Gelsinger drew criticism from some X users who mocked him for "praying" and accused him of "resorting to religion to save the company."




@tooLongInEDA: regards relating "bad stuff" with "EU" that sounds somewhat "too simple" to me. Here some facts:

https://www.healthsystemtracker.org/chart-collection/u-s-life-expectancy-compare-countries/
The U.S. has the lowest life expectancy among large, wealthy countries while outspending its peers on healthcare
 
Do you really think the US Government or any Government can contain/control AI? Seriously.
Absolutely not. Actually, I can't think of any technology that can be contained or restrictively controlled by any one group, whether that's a company or a country, given enough investment and time. And I think we're about to find out how true that is for semiconductor design and fabrication too.

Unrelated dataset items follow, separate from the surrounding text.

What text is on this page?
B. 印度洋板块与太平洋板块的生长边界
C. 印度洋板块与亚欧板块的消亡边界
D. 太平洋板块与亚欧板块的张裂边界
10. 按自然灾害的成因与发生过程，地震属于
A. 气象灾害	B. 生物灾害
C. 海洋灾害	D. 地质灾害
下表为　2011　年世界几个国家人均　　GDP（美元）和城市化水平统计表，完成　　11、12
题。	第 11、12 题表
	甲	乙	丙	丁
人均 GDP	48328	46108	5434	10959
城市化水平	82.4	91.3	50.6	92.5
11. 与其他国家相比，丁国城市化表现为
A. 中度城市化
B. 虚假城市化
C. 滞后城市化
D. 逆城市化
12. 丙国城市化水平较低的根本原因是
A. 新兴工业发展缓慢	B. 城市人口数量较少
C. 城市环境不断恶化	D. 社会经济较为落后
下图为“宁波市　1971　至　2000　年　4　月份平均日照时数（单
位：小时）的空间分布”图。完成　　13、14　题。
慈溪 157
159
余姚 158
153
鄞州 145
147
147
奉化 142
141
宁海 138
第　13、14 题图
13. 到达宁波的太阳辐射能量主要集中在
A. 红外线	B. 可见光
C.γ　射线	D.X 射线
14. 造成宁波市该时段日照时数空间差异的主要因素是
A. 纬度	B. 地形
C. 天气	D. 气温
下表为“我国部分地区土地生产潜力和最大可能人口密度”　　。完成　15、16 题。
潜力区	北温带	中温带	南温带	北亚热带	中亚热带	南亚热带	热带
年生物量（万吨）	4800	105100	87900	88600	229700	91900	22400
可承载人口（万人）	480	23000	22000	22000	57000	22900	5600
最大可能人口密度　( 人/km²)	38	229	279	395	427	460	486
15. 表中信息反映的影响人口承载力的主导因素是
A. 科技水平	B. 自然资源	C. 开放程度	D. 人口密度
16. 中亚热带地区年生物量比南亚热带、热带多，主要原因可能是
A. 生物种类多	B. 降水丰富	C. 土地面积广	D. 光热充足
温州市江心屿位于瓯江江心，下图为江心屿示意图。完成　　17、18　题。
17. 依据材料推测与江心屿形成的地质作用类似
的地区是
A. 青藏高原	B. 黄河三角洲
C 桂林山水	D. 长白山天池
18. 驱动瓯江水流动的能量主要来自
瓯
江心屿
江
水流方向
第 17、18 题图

When you have a lead, the best strategy for long-term leadership is to get the world hooked on your technological advantage. We're squandering our leadership in the US.
 
He could've been a character on The Righteous Gemstones. Nobody tell him how much the semiconductor industry has benefitted from decidedly immoral things for decades, like the Playstation War in the DRC (coltan) or Pinochet in Chile (copper).